Eckville town councillors troubled by pile of rail ties

A massive pile of railway ties that is an eyesore — and an occasional nose sore — in Eckville is expected to be removed by spring.

Ryan Capnerhurst drops off recycling at Eckville’s Main Street depot near stacks of discarded CN Rail railroad ties Tuesday.

A massive pile of railway ties that is an eyesore — and an occasional nose sore — in Eckville is expected to be removed by spring.

Town councillors were peeved at how long it was taking Canadian National Railway Co. to move the stockpile of treated rail ties that had been piled up near the end of the town’s main drag since July.

The town was quick to raise concerns about the makeshift storage dump and was told by a CN official that it was hoped that the ties could be removed by the end of 2010, but that it might take until the following year for the entire load to be carted off.

Disgruntled councillors raised the issue again at a council meeting earlier this month. A motion was passed to send a letter to CN expressing the community’s concerns and urging the company to move the ties.

Town administrator Therese Kleeberger said on Tuesday that the company phoned her a few days later to tell her the ties would be removed soon.

“They’re going to get them removed hopefully this winter. They’re making it a priority to get the ties out of town by the spring.”

Kleeberger said the stockpile was considerable.

“There’s probably 1,000 ties or better,” she said, estimating the pile stands five to seven metres high.

Councillor Scott Kinley was among those annoyed it was taking so long to get the rid of the tie dump.

“It’s a big pile. It’s right by our skateboard park,” he said in an interview before he got word of the updated removal schedule.

“These things stink in the summer when the heat hits them.”

Kinley also feared the railway ties could prove a tempting climbing challenge for youngsters using the nearby park.

Residents have complained to him about the eyesore near the town’s main street and the mayor had taken calls from community members concerned the pungent wafts of preservative chemicals could be a health hazard for those with respiratory problems.
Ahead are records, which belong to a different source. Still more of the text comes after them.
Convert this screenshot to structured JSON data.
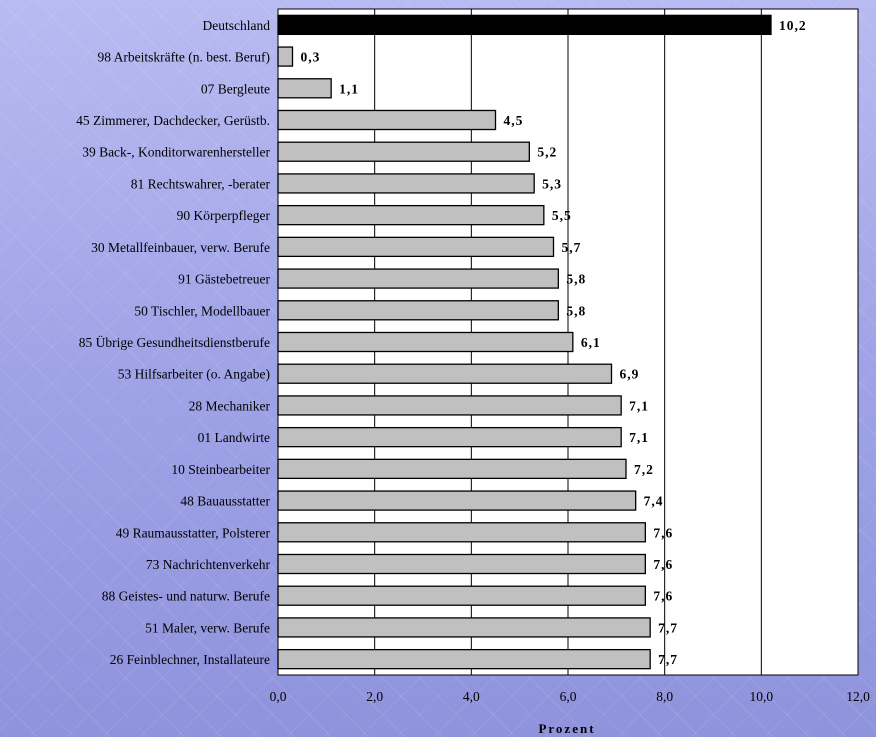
{
  "chart_data": {
    "type": "bar",
    "orientation": "horizontal",
    "categories": [
      "Deutschland",
      "98 Arbeitskräfte (n. best. Beruf)",
      "07 Bergleute",
      "45 Zimmerer, Dachdecker, Gerüstb.",
      "39 Back-, Konditorwarenhersteller",
      "81 Rechtswahrer, -berater",
      "90 Körperpfleger",
      "30 Metallfeinbauer, verw. Berufe",
      "91 Gästebetreuer",
      "50 Tischler, Modellbauer",
      "85 Übrige Gesundheitsdienstberufe",
      "53 Hilfsarbeiter (o. Angabe)",
      "28 Mechaniker",
      "01 Landwirte",
      "10 Steinbearbeiter",
      "48 Bauausstatter",
      "49 Raumausstatter, Polsterer",
      "73 Nachrichtenverkehr",
      "88 Geistes- und naturw. Berufe",
      "51 Maler, verw. Berufe",
      "26 Feinblechner, Installateure"
    ],
    "values": [
      10.2,
      0.3,
      1.1,
      4.5,
      5.2,
      5.3,
      5.5,
      5.7,
      5.8,
      5.8,
      6.1,
      6.9,
      7.1,
      7.1,
      7.2,
      7.4,
      7.6,
      7.6,
      7.6,
      7.7,
      7.7
    ],
    "value_labels": [
      "10,2",
      "0,3",
      "1,1",
      "4,5",
      "5,2",
      "5,3",
      "5,5",
      "5,7",
      "5,8",
      "5,8",
      "6,1",
      "6,9",
      "7,1",
      "7,1",
      "7,2",
      "7,4",
      "7,6",
      "7,6",
      "7,6",
      "7,7",
      "7,7"
    ],
    "xlim": [
      0,
      12
    ],
    "x_ticks": [
      0,
      2,
      4,
      6,
      8,
      10,
      12
    ],
    "x_tick_labels": [
      "0,0",
      "2,0",
      "4,0",
      "6,0",
      "8,0",
      "10,0",
      "12,0"
    ],
    "xlabel": "Prozent",
    "grid": "vertical",
    "colors": {
      "highlight_bar": "#000000",
      "bar": "#c0c0c0",
      "bar_stroke": "#000000",
      "plot_background": "#ffffff"
    }
  }
}
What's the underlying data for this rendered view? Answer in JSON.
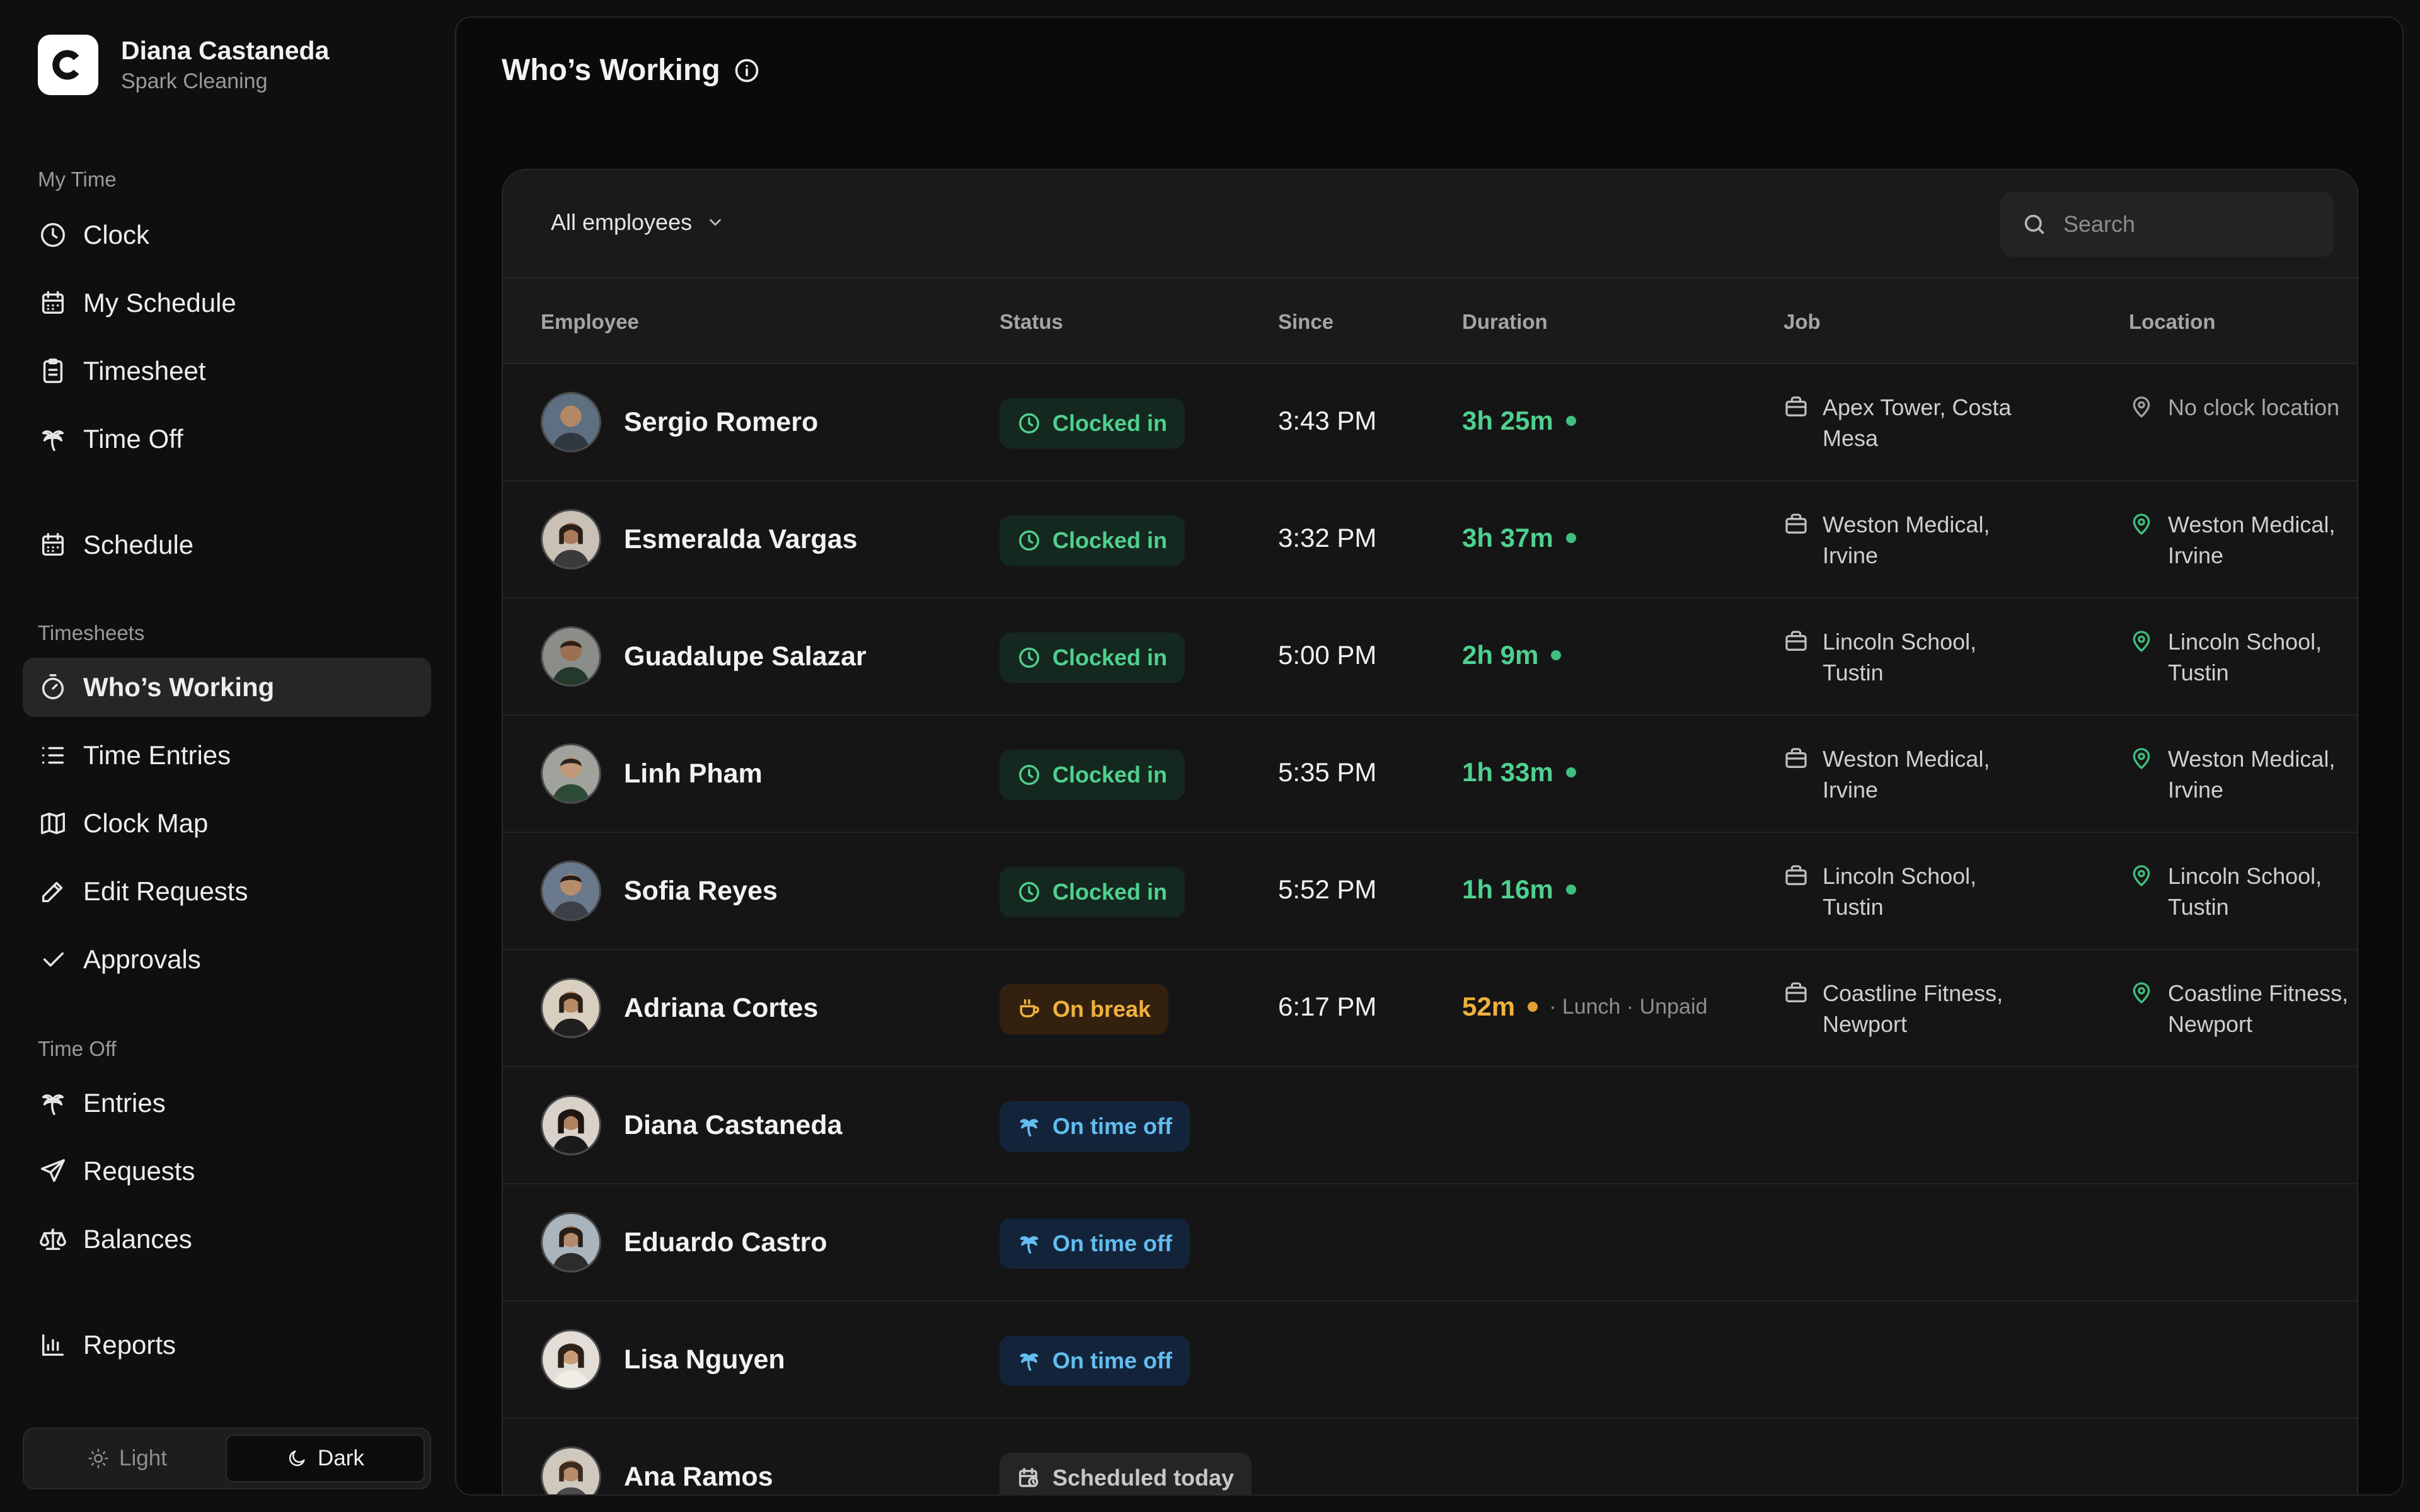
{
  "user": {
    "name": "Diana Castaneda",
    "org": "Spark Cleaning",
    "logo_letter": "C"
  },
  "nav": {
    "my_time_label": "My Time",
    "clock": "Clock",
    "my_schedule": "My Schedule",
    "timesheet": "Timesheet",
    "time_off": "Time Off",
    "schedule": "Schedule",
    "timesheets_label": "Timesheets",
    "whos_working": "Who’s Working",
    "time_entries": "Time Entries",
    "clock_map": "Clock Map",
    "edit_requests": "Edit Requests",
    "approvals": "Approvals",
    "time_off_label": "Time Off",
    "entries": "Entries",
    "requests": "Requests",
    "balances": "Balances",
    "reports": "Reports"
  },
  "theme": {
    "light": "Light",
    "dark": "Dark",
    "selected": "Dark"
  },
  "page": {
    "title": "Who’s Working"
  },
  "toolbar": {
    "filter": "All employees",
    "search_placeholder": "Search"
  },
  "columns": {
    "employee": "Employee",
    "status": "Status",
    "since": "Since",
    "duration": "Duration",
    "job": "Job",
    "location": "Location"
  },
  "rows": [
    {
      "name": "Sergio Romero",
      "status": "Clocked in",
      "since": "3:43 PM",
      "duration": "3h 25m",
      "job": [
        "Apex Tower, Costa",
        "Mesa"
      ],
      "location": [
        "No clock location"
      ]
    },
    {
      "name": "Esmeralda Vargas",
      "status": "Clocked in",
      "since": "3:32 PM",
      "duration": "3h 37m",
      "job": [
        "Weston Medical,",
        "Irvine"
      ],
      "location": [
        "Weston Medical,",
        "Irvine"
      ]
    },
    {
      "name": "Guadalupe Salazar",
      "status": "Clocked in",
      "since": "5:00 PM",
      "duration": "2h 9m",
      "job": [
        "Lincoln School,",
        "Tustin"
      ],
      "location": [
        "Lincoln School,",
        "Tustin"
      ]
    },
    {
      "name": "Linh Pham",
      "status": "Clocked in",
      "since": "5:35 PM",
      "duration": "1h 33m",
      "job": [
        "Weston Medical,",
        "Irvine"
      ],
      "location": [
        "Weston Medical,",
        "Irvine"
      ]
    },
    {
      "name": "Sofia Reyes",
      "status": "Clocked in",
      "since": "5:52 PM",
      "duration": "1h 16m",
      "job": [
        "Lincoln School,",
        "Tustin"
      ],
      "location": [
        "Lincoln School,",
        "Tustin"
      ]
    },
    {
      "name": "Adriana Cortes",
      "status": "On break",
      "since": "6:17 PM",
      "duration": "52m",
      "duration_note": "· Lunch · Unpaid",
      "job": [
        "Coastline Fitness,",
        "Newport"
      ],
      "location": [
        "Coastline Fitness,",
        "Newport"
      ]
    },
    {
      "name": "Diana Castaneda",
      "status": "On time off"
    },
    {
      "name": "Eduardo Castro",
      "status": "On time off"
    },
    {
      "name": "Lisa Nguyen",
      "status": "On time off"
    },
    {
      "name": "Ana Ramos",
      "status": "Scheduled today"
    }
  ],
  "colors": {
    "clocked_in": "#4fd08f",
    "on_break": "#f0b23c",
    "time_off": "#63bdf0",
    "active_nav": "#262628"
  }
}
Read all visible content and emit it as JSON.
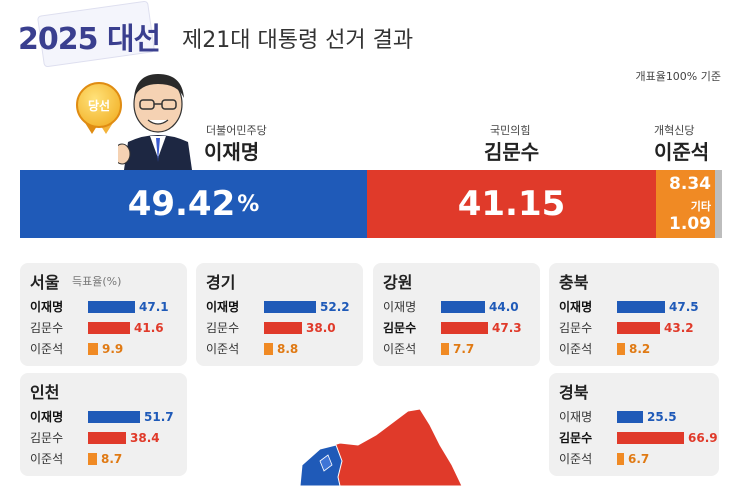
{
  "header": {
    "year_label": "2025",
    "election_label": "대선",
    "title": "제21대 대통령 선거 결과",
    "count_note": "개표율100% 기준"
  },
  "winner_badge": "당선",
  "candidates": [
    {
      "party": "더불어민주당",
      "name": "이재명",
      "color": "#1f5ab8"
    },
    {
      "party": "국민의힘",
      "name": "김문수",
      "color": "#e03a2a"
    },
    {
      "party": "개혁신당",
      "name": "이준석",
      "color": "#f08a24"
    }
  ],
  "other_label": "기타",
  "colors": {
    "lee": "#1f5ab8",
    "kim": "#e03a2a",
    "joon": "#f08a24",
    "other": "#bdbdbd",
    "card_bg": "#f0f0f0"
  },
  "chart_data": [
    {
      "type": "bar",
      "title": "",
      "categories": [
        "이재명",
        "김문수",
        "이준석",
        "기타"
      ],
      "values": [
        49.42,
        41.15,
        8.34,
        1.09
      ],
      "value_labels": [
        "49.42",
        "41.15",
        "8.34",
        "1.09"
      ],
      "percent_sign": "%"
    },
    {
      "type": "bar",
      "region": "서울",
      "subtitle": "득표율(%)",
      "categories": [
        "이재명",
        "김문수",
        "이준석"
      ],
      "values": [
        47.1,
        41.6,
        9.9
      ],
      "labels": [
        "47.1",
        "41.6",
        "9.9"
      ],
      "winner": 0
    },
    {
      "type": "bar",
      "region": "경기",
      "categories": [
        "이재명",
        "김문수",
        "이준석"
      ],
      "values": [
        52.2,
        38.0,
        8.8
      ],
      "labels": [
        "52.2",
        "38.0",
        "8.8"
      ],
      "winner": 0
    },
    {
      "type": "bar",
      "region": "강원",
      "categories": [
        "이재명",
        "김문수",
        "이준석"
      ],
      "values": [
        44.0,
        47.3,
        7.7
      ],
      "labels": [
        "44.0",
        "47.3",
        "7.7"
      ],
      "winner": 1
    },
    {
      "type": "bar",
      "region": "충북",
      "categories": [
        "이재명",
        "김문수",
        "이준석"
      ],
      "values": [
        47.5,
        43.2,
        8.2
      ],
      "labels": [
        "47.5",
        "43.2",
        "8.2"
      ],
      "winner": 0
    },
    {
      "type": "bar",
      "region": "인천",
      "categories": [
        "이재명",
        "김문수",
        "이준석"
      ],
      "values": [
        51.7,
        38.4,
        8.7
      ],
      "labels": [
        "51.7",
        "38.4",
        "8.7"
      ],
      "winner": 0
    },
    {
      "type": "bar",
      "region": "경북",
      "categories": [
        "이재명",
        "김문수",
        "이준석"
      ],
      "values": [
        25.5,
        66.9,
        6.7
      ],
      "labels": [
        "25.5",
        "66.9",
        "6.7"
      ],
      "winner": 1
    }
  ]
}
The town even had to cancel a planned fireworks show to kick off its annual tree lighting ceremony because the tie pile fell within the safety zone. If sparks or spent fireworks landed in the ties, they could smoulder for days before being whipped up into flames by the wind, he said. As it turned out, the fireworks could not have gone ahead this year because of a fire ban brought on by dry conditions, but the decision to cancel had been made a month earlier.

Kinley doesn’t understand why CN couldn’t find somewhere else to store the ties other than land they own in the middle of a community.

“CN has just hundreds and hundreds of places to put these things.

“It’s just not a good thing to do.”

The Advocate contacted CN on Tuesday but had not yet received a response.